Gallery 3 takes on the world of heroes and martyrs, and hosts the notable ``Rent Collection Courtyard,’’ or more than 100 life-sized farmers caught as victims of exploitation by wealthy landowner Liu Wen-tsai. The figures look entirely capable of movement, as if simply waiting for visitors to turn their back to resume their pleading.
Gallery 4 is filled with a range of religious icons, fetishes ― Korean Ham Yang-ah’s video features a group sensually caressing a bust made of chocolate ― while an innovative performance piece Tino Sehgal features performance artists writhing on the floor in steady, smooth and robotic action (coming from rooms filled with the robotic and false bodies, the effect is surprisingly convincing).
The final gallery focuses on idiosyncratic perspectives of TV and film, and the exhibition, which continues to the Gwangju Museum of Art and Gwangju Folk Museum, tackles more themes such as self-portraiture through Roni Horn’s photographic takes on her own androgyny.
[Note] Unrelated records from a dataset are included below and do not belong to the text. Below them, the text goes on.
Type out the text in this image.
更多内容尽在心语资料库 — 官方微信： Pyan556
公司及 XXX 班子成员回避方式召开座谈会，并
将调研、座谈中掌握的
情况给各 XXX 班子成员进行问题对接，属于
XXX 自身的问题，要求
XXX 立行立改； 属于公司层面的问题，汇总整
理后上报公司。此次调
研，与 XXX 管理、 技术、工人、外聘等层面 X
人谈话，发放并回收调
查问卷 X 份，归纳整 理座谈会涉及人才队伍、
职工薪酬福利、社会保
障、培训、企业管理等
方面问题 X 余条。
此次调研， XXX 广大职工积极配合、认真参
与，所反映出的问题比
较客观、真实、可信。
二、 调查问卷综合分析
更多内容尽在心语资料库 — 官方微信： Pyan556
But there are multitudes more to see beyond these few names, including the likes of Evan Walker, personal collections by Andy Warhol, the unexpected artist James Castle and more. By the end of the biennale, visitors are left with a feeling of strangely satisfying exhaustion, as walking along the corridors of 110 years of art (the earliest photograph dates to 1901) is an experience more emotionally trying than just historically ambitious.
``Images are the children of nostalgia,’’ Gioni told reporters, Thursday at the biennale. ``We make them because we miss somebody. So yes, the show is elegiac, it’s an exhibition about losing somebody and the struggle of not wanting to let go and wanting to fight time…The tonality is maybe quite somber, but I think even in the quantity there’s a sense of effervescence.’’
The final result of the show ― which acts simultaneously as an exposition of human nature and a thesis, complete with evidence and proofs ― is thoughtful introspection that points toward the paradoxical desires and weaknesses of man. As ephemeral life can be and as great the fear of mortality, it is exactly those traits that drives individuals to create images, a sense of compassion serving as the savior from death through the simple ability to remember each other.
So yes, perhaps this exhibition will take all day, or several... but there are 10,000 lives in there.